Este cetáceo es uno de los animales más grandes del mundo, y también uno de los claros ejemplos de matriarcado en el reino animal: la estructura social está comandada por una hembra adulta, ya madre, que domina a los demás individuos, aunque también pueden formarse grupos de ‘mujeres’ para compartir esta función.

Otro dato interesante es que se trata de una de las pocas especies donde los hijos pasan toda la vida al lado de sus madres, incluso después de formar sus propias familias. Por este motivo, los grupos de orcas están compuestos por varias generaciones, siempre por supuesto comandados por la hembra más anciana.

4. Suricata

Esta especie típica de África, sobre todo del desierto y de la llanura, también lleva una forma matriarcal de vida. Las manadas están compuestas por cerca de 40 ejemplares y es la hembra la encargada de proteger a los demás, así como también de buscar nuevos territorios cuando hay peligros o conseguir comida para todos.

Si bien una hembra de suricata es la considerada ‘alfa’, las demás también cuentan con roles importantes dentro de la colonia: algunas pueden dedicarse a cuidar a las crías, otras a vigilar por las noches cuando la hembra principal descansa, etc.

5. Hormiga

El modus operandi de las hormigas es similar al de las abejas, ya que son parientes –ambas especies descienden de la avispa– y así encontramos dentro del hormiguero a una hembra reina o principal, cuya función es dar vida poniendo huevos y fertilizándolos según las necesidades específicas. Ella decide la cantidad de hembras –infértiles– y de machos solo empleados para la reproducción.

Lemur en una rama
Fuente: Mathias Appel

6. Lémur

Los lémures son primates oriundos de la Isla de Madagascar, en África y un claro ejemplo de matriarcado en el reino animal. Viven en grupos de al menos 15 individuos y el dominio lo mantienen las hembras, para el que muchas veces imponen su ‘estatus’ a través de la violencia.

Ellas tienen la prioridad al momento de elegir los alimentos, y hasta pueden sacarles la comida a los machos si no están satisfechas todavía. Y aún hay más, porque los apartan ‘a bofetadas’ o ‘empujones’ cuando se acuestan en una zona elegida por una hembra para descansar.
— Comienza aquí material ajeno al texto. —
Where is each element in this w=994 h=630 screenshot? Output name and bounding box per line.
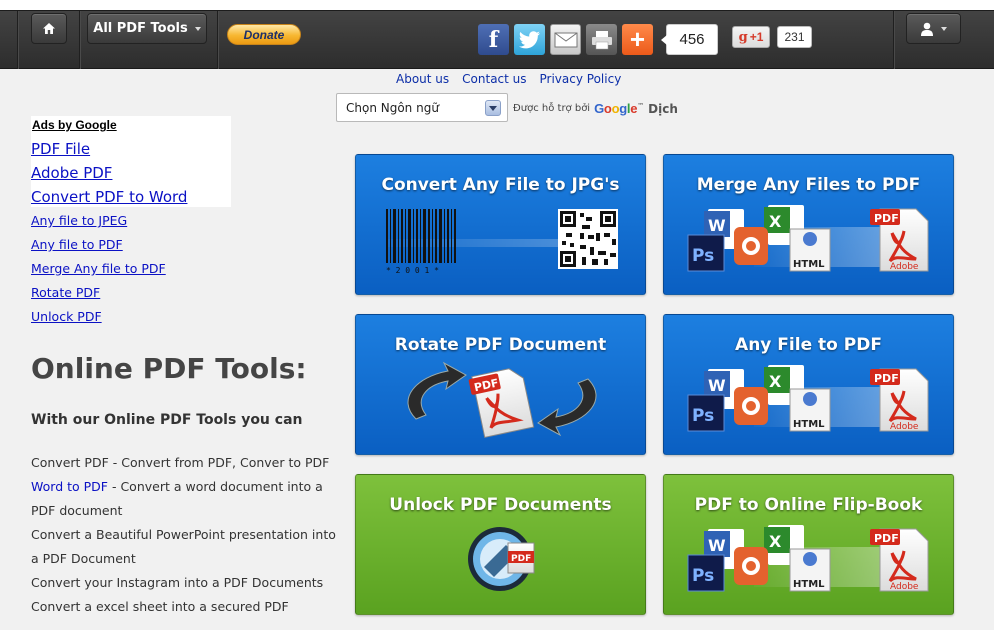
twitter-bird-icon — [518, 30, 540, 48]
facebook-share-button[interactable]: f — [478, 24, 509, 55]
excel-icon: X — [769, 212, 782, 231]
word-icon: W — [708, 376, 726, 395]
adobe-label: Adobe — [890, 422, 919, 432]
html-icon: HTML — [793, 419, 825, 430]
pdf-icon: PDF — [511, 554, 531, 564]
photoshop-icon: Ps — [692, 406, 714, 426]
sidebar-link-unlock-pdf[interactable]: Unlock PDF — [31, 309, 102, 324]
user-icon — [921, 22, 933, 36]
word-icon: W — [708, 536, 726, 555]
trademark-sign: ™ — [637, 101, 645, 110]
nav-separator — [17, 11, 18, 69]
facebook-icon: f — [488, 26, 499, 53]
word-icon: W — [708, 216, 726, 235]
privacy-policy-link[interactable]: Privacy Policy — [540, 72, 622, 86]
contact-us-link[interactable]: Contact us — [462, 72, 526, 86]
top-links: About us Contact us Privacy Policy — [396, 72, 621, 86]
google-translate-attribution: Được hỗ trợ bởi Google ™ Dịch — [513, 101, 678, 116]
ad-link-adobe-pdf[interactable]: Adobe PDF — [31, 164, 112, 182]
pdf-icon: PDF — [874, 372, 899, 385]
powered-by-text: Được hỗ trợ bởi — [513, 103, 591, 114]
office-to-pdf-art: W X Ps HTML PDF Adobe — [687, 365, 929, 432]
gplus-counter: 231 — [777, 26, 812, 48]
share-counter: 456 — [661, 24, 718, 55]
window-top-strip — [0, 0, 994, 11]
ad-link-pdf-file[interactable]: PDF File — [31, 140, 90, 158]
description-line: Convert a Beautiful PowerPoint presentat… — [31, 527, 336, 566]
description-line: Convert a excel sheet into a secured PDF — [31, 599, 289, 614]
sidebar-link-any-file-to-pdf[interactable]: Any file to PDF — [31, 237, 123, 252]
html-icon: HTML — [793, 579, 825, 590]
tile-merge-files-to-pdf[interactable]: Merge Any Files to PDF W X Ps HTML PDF A… — [663, 154, 954, 295]
description-line: Convert PDF - Convert from PDF, Conver t… — [31, 455, 330, 470]
photoshop-icon: Ps — [692, 246, 714, 266]
gplus-count: 231 — [784, 30, 805, 44]
tile-unlock-pdf[interactable]: Unlock PDF Documents PDF — [355, 474, 646, 615]
language-select-value: Chọn Ngôn ngữ — [346, 100, 439, 115]
pdf-icon: PDF — [874, 532, 899, 545]
nav-separator — [217, 11, 218, 69]
ads-by-google-label[interactable]: Ads by Google — [32, 118, 117, 132]
description-line: Convert your Instagram into a PDF Docume… — [31, 575, 324, 590]
all-pdf-tools-label: All PDF Tools — [93, 21, 188, 36]
adobe-label: Adobe — [890, 262, 919, 272]
tile-pdf-to-flipbook[interactable]: PDF to Online Flip-Book W X Ps HTML PDF … — [663, 474, 954, 615]
nav-separator — [893, 11, 894, 69]
sidebar-link-rotate-pdf[interactable]: Rotate PDF — [31, 285, 100, 300]
pdf-icon: PDF — [874, 212, 899, 225]
description-list: Convert PDF - Convert from PDF, Conver t… — [31, 451, 336, 619]
envelope-icon — [554, 32, 577, 47]
printer-icon — [591, 30, 612, 49]
plus-icon: + — [629, 24, 646, 54]
barcode-qr-icon: * 2 0 0 1 * — [386, 209, 618, 275]
google-plus-icon: g — [738, 29, 748, 45]
translate-link[interactable]: Dịch — [648, 102, 678, 116]
google-logo[interactable]: Google — [594, 101, 637, 116]
twitter-share-button[interactable] — [514, 24, 545, 55]
html-icon: HTML — [793, 259, 825, 270]
barcode-digits: * 2 0 0 1 * — [386, 266, 439, 275]
print-button[interactable] — [586, 24, 617, 55]
page-title: Online PDF Tools: — [31, 352, 307, 385]
gplus-label: +1 — [749, 30, 764, 44]
office-to-pdf-art: W X Ps HTML PDF Adobe — [687, 205, 929, 272]
chevron-down-icon — [941, 26, 947, 31]
language-select[interactable]: Chọn Ngôn ngữ — [336, 93, 508, 122]
ad-link-convert-pdf-to-word[interactable]: Convert PDF to Word — [31, 188, 187, 206]
home-button[interactable] — [31, 13, 67, 44]
tile-rotate-pdf[interactable]: Rotate PDF Document PDF — [355, 314, 646, 455]
word-to-pdf-link[interactable]: Word to PDF — [31, 479, 108, 494]
rotate-pdf-art: PDF — [407, 361, 597, 438]
donate-label: Donate — [243, 27, 285, 42]
all-pdf-tools-dropdown[interactable]: All PDF Tools — [87, 13, 207, 44]
about-us-link[interactable]: About us — [396, 72, 449, 86]
donate-button[interactable]: Donate — [227, 24, 301, 45]
tile-convert-to-jpg[interactable]: Convert Any File to JPG's * 2 0 0 1 * — [355, 154, 646, 295]
share-count: 456 — [679, 31, 705, 48]
google-plus-one-button[interactable]: g +1 — [732, 26, 770, 48]
photoshop-icon: Ps — [692, 566, 714, 586]
nav-separator — [79, 11, 80, 69]
excel-icon: X — [769, 532, 782, 551]
chevron-down-icon — [194, 26, 201, 31]
description-line: Word to PDF - Convert a word document in… — [31, 475, 336, 523]
unlock-pdf-art: PDF — [468, 527, 535, 591]
sidebar-link-any-file-to-jpeg[interactable]: Any file to JPEG — [31, 213, 127, 228]
user-menu-button[interactable] — [906, 13, 961, 44]
excel-icon: X — [769, 372, 782, 391]
office-to-pdf-art: W X Ps HTML PDF Adobe — [687, 525, 929, 592]
home-icon — [43, 23, 55, 34]
tile-any-file-to-pdf[interactable]: Any File to PDF W X Ps HTML PDF Adobe — [663, 314, 954, 455]
addthis-share-button[interactable]: + — [622, 24, 653, 55]
sidebar-link-merge-any-file[interactable]: Merge Any file to PDF — [31, 261, 166, 276]
adobe-label: Adobe — [890, 582, 919, 592]
chevron-down-icon — [485, 100, 501, 116]
page-subtitle: With our Online PDF Tools you can — [31, 412, 303, 428]
email-share-button[interactable] — [550, 24, 581, 55]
Por último, podríamos hablar de un caso ‘extraño’ dentro de los ejemplos de matriarcado: el de los leones y leonas. Si bien ‘el rey de la selva’ es el alfa en la manada, las hembras son las encargadas de buscar alimento y acechar a sus presas. Además, ellas están emparentadas entre sí y pueden elegir a otro macho más joven o más fuerte si lo consideran necesario para el bien común.